En ce qui concerne la condition d'urgence :
6. Il est constant que Mme C, dont les parents sont en situation irrégulière en France, est dépourvue de ressources propres et vit en faisant appel à l'aide caritative. La circonstance que la présente instance a été introduite plus de cinq mois après la première décision contestée ne lui fait pas perdre en l'espèce son caractère d'urgence, la requérante ayant formé un recours gracieux notifié le 20 novembre 2023 qui a été implicitement rejeté. Dans ces circonstances, la requérante justifie de l'urgence de l'affaire.
En ce qui concerne la condition tenant à l'existence d'un moyen propre à créer, en l'état de l'instruction, un doute sérieux quant à la légalité de la décision dont la suspension est demandée :
7. En l'état de l'instruction, le moyen tiré de ce que Mme C remplissait toutes les conditions, notamment celles ayant trait aux ressources, pour bénéficier de la bourse sollicitée est propre à créer un doute sérieux quant à la légalité des décisions contestées. Par suite, il y a lieu d'ordonner la suspension de leur exécution.
Sur les conclusions à fin d'injonction :
8. Aux termes de l'article
L. 511-1 du code de justice administrative : " Le juge des référés statue par des mesures qui présentent un caractère provisoire () ".
9. Eu égard à l'office du juge des référés défini par les dispositions précitées, il y a lieu, dans les circonstances de l'espèce, d'enjoindre au président du conseil régional de Grand Est de procéder au réexamen de la situation de Mme C dans un délai de quinze jours à compter de la notification de la présente ordonnance. Il n'y a pas lieu d'assortir cette injonction d'une astreinte.
Sur l'application des dispositions de l'article
L. 761-1 du code de justice administrative et de l'article
37 de la loi du 10 juillet 1991 :
10. Mme C est admise au bénéfice de l'aide juridictionnelle provisoire par la présente ordonnance.

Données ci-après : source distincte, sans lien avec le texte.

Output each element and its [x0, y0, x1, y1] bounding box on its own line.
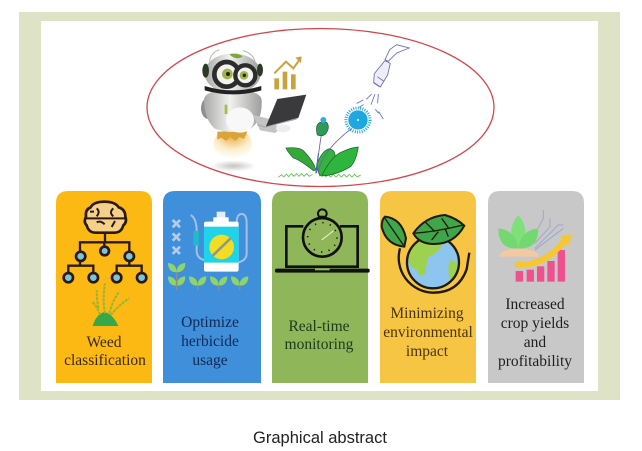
ellipse: red outline	[147, 28, 494, 186]
label: increased crop yields and profitability: crop yields	[501, 315, 569, 332]
icon: dandelion weed	[278, 108, 370, 177]
label: minimizing environmental impact: environmental	[383, 324, 473, 341]
icon: growth chart	[274, 56, 302, 89]
label: minimizing environmental impact: impact	[406, 343, 449, 360]
card: weed classification	[56, 191, 152, 383]
icon: sprayer and seedlings	[168, 212, 248, 290]
panel: white inner background	[41, 21, 598, 391]
card: increased crop yields and profitability	[488, 191, 584, 383]
icon: earth with leaves	[382, 215, 469, 293]
label: real-time monitoring: monitoring	[285, 336, 354, 353]
label: optimize herbicide usage: usage	[192, 352, 228, 369]
icon: plant, circuit and rising bars	[498, 210, 572, 282]
label: weed classification: classification	[64, 352, 146, 369]
icon: brain with decision tree	[64, 202, 146, 282]
label: minimizing environmental impact: Minimizing	[390, 305, 464, 322]
card: optimize herbicide usage	[163, 191, 261, 383]
icon: laptop with stopwatch	[275, 209, 370, 273]
icon: robot with laptop	[201, 50, 306, 172]
label: real-time monitoring: Real-time	[288, 318, 350, 335]
caption: Graphical abstract	[253, 429, 387, 447]
card: real-time monitoring	[272, 191, 370, 383]
label: weed classification: Weed	[87, 334, 122, 351]
label: increased crop yields and profitability: profitability	[498, 353, 572, 370]
label: optimize herbicide usage: herbicide	[181, 333, 239, 350]
icon: spray nozzle	[357, 45, 409, 119]
card: minimizing environmental impact	[380, 191, 476, 383]
label: increased crop yields and profitability: and	[524, 334, 546, 351]
icon: weed plant	[92, 283, 129, 326]
label: optimize herbicide usage: Optimize	[181, 314, 239, 331]
label: increased crop yields and profitability: Increased	[505, 296, 565, 313]
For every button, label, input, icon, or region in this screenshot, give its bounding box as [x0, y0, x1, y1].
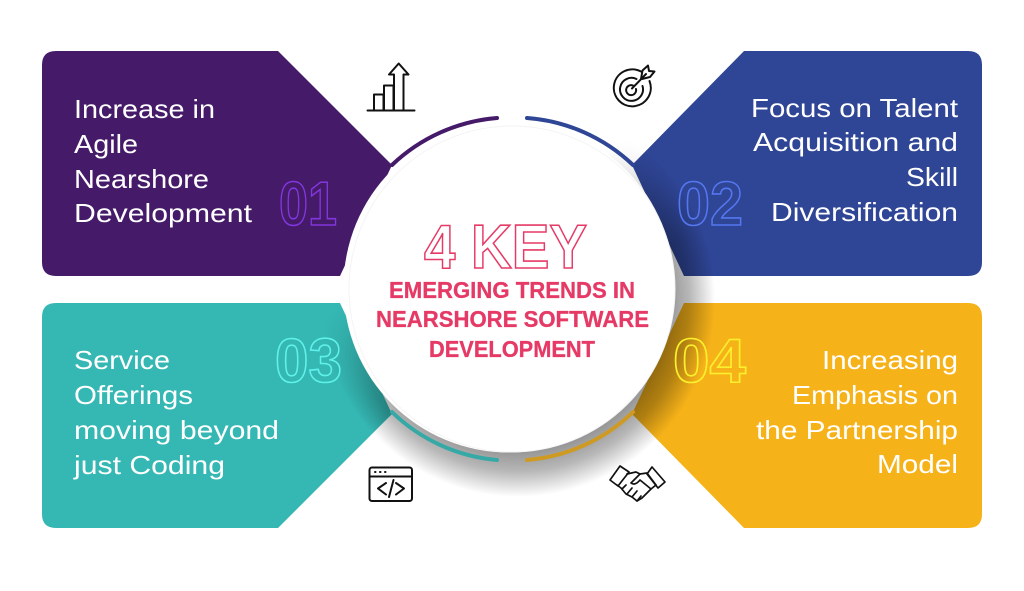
- number 03: 03: [275, 327, 342, 396]
- text: trend 04: Model: [877, 449, 958, 479]
- text: trend 01: [74, 94, 253, 228]
- panel: trend 02 blue: [632, 51, 982, 276]
- icon: target: [614, 66, 654, 106]
- text: trend 02: Skill: [906, 162, 958, 192]
- text: trend 02: Focus on Talent: [751, 93, 959, 123]
- center circle: [344, 122, 674, 452]
- text: trend 01: Agile: [74, 129, 138, 159]
- icon: handshake: [610, 466, 665, 501]
- inner circle ring: [349, 126, 675, 452]
- text: trend 02: Diversification: [771, 197, 958, 227]
- panel: trend 01 purple: [42, 51, 392, 276]
- text: trend 03: just Coding: [73, 450, 225, 480]
- icon: growth chart: [368, 64, 414, 110]
- heading: emerging trends: NEARSHORE SOFTWARE: [376, 306, 649, 332]
- icon: code window: [370, 468, 412, 501]
- circle shadow: [341, 158, 712, 494]
- text: trend 02: Acquisition and: [753, 127, 958, 157]
- number 01: 01: [279, 170, 337, 239]
- title: 4 KEY: 4 KEY: [424, 213, 587, 282]
- text: trend 01: Nearshore: [74, 164, 209, 194]
- heading: emerging trends: DEVELOPMENT: [429, 336, 595, 362]
- text: trend 01: Development: [74, 198, 253, 228]
- number 04: 04: [673, 327, 747, 396]
- heading: emerging trends: EMERGING TRENDS IN: [389, 277, 635, 303]
- text: trend 03: Offerings: [74, 380, 193, 410]
- text: trend 02: [751, 93, 959, 227]
- text: trend 04: [756, 345, 958, 479]
- text: trend 01: Increase in: [74, 94, 215, 124]
- arc: purple: [392, 118, 497, 165]
- arc: teal: [392, 412, 497, 460]
- text: trend 04: Increasing: [822, 345, 958, 375]
- panel: trend 03 teal: [42, 303, 392, 528]
- arc: blue: [527, 118, 633, 165]
- text: trend 03: Service: [74, 345, 170, 375]
- text: trend 04: Emphasis on: [792, 380, 958, 410]
- panel: trend 04 yellow: [632, 303, 982, 528]
- heading: emerging trends: [376, 277, 649, 362]
- text: trend 03: moving beyond: [74, 415, 279, 445]
- text: trend 04: the Partnership: [756, 415, 958, 445]
- arc: yellow: [527, 412, 633, 460]
- number 02: 02: [677, 170, 743, 239]
- text: trend 03: [73, 345, 279, 480]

Par suite, son avocate peut se prévaloir des dispositions des articles
L. 761-1 du code de justice administrative et 37 de la loi du 10 juillet 1991. Il y a lieu, dans les circonstances de l'espèce, et sous réserve que Me Elsaesser, avocate de Mme C, renonce à percevoir la somme correspondant à la part contributive de l'Etat, de mettre à la charge de la région Grand Est le versement à Me Elsaesser de la somme de 1 500 euros hors taxes. Dans le cas où l'aide juridictionnelle ne serait pas accordée à Mme C par le bureau d'aide juridictionnelle, la somme précitée sera versée à la requérante.
ORDONNE :
Article 1 : Mme C est admise au bénéfice de l'aide juridictionnelle provisoire.

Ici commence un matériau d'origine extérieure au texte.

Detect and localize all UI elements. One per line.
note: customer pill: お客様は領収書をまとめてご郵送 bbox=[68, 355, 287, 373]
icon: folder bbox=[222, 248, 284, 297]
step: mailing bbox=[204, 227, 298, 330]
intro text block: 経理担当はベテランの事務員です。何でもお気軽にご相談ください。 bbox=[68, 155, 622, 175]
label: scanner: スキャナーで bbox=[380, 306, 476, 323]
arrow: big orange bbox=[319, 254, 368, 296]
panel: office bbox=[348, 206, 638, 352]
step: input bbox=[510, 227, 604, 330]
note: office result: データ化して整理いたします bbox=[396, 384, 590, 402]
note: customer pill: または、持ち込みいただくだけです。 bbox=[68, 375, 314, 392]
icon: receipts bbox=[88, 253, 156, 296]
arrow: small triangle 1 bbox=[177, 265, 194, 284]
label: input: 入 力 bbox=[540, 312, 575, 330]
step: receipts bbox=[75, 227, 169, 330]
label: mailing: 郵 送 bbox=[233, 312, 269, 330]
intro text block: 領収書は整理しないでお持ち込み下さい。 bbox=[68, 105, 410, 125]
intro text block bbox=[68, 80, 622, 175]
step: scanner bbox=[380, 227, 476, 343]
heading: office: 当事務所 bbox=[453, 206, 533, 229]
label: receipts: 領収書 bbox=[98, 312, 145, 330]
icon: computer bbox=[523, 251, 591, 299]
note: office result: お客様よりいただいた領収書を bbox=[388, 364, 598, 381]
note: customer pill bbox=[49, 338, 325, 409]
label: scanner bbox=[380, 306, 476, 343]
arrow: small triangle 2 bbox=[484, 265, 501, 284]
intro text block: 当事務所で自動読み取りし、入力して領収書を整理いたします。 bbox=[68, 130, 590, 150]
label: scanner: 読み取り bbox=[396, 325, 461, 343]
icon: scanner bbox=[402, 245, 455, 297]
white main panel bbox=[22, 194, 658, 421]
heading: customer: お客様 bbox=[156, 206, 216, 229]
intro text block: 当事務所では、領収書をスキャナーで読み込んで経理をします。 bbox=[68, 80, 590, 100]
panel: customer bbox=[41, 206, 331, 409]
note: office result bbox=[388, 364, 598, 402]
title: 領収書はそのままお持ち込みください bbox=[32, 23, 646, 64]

Article 2 : L'exécution de la décision du 18 septembre 2023, par laquelle le président du conseil régional de la région Grand Est n'a pas attribué une bourse régionale d'études à Mme C et celle de la décision par laquelle il a rejeté le recours gracieux notifié le 20 novembre suivant sont suspendues.
Article 3 : Il est enjoint au président du conseil régional de la région Grand Est de réexaminer la situation de Mme C dans le délai de quinze jours à compter de la notification de la présente ordonnance.
Article 4 : La région Grand Est versera à Me Elsaesser, avocate de Mme C, une somme de 1 500 (mille cinq cents) euros hors taxes au titre des dispositions du deuxième alinéa de l'article
37 de la loi du 10 juillet 1991, sous réserve qu'elle renonce à percevoir la somme correspondant à la part contributive de l'Etat. Dans le cas où l'aide juridictionnelle ne serait pas accordée à Mme C par le bureau d'aide juridictionnelle, la somme précitée sera versée à la requérante.
Article 5 : La présente ordonnance sera notifiée à Mme B C, à Me Elsaesser et au président du conseil régional de la région Grand Est.
Fait à Strasbourg le 22 mars 2024.
Le juge des référés,
S. A
La République mande et ordonne à la préfète du Bas-Rhin en ce qui la concerne ou à tous commissaires de justice à ce requis en ce qui concerne les voies de droit commun contre les parties privées, de pourvoir à l'exécution de la présente décision.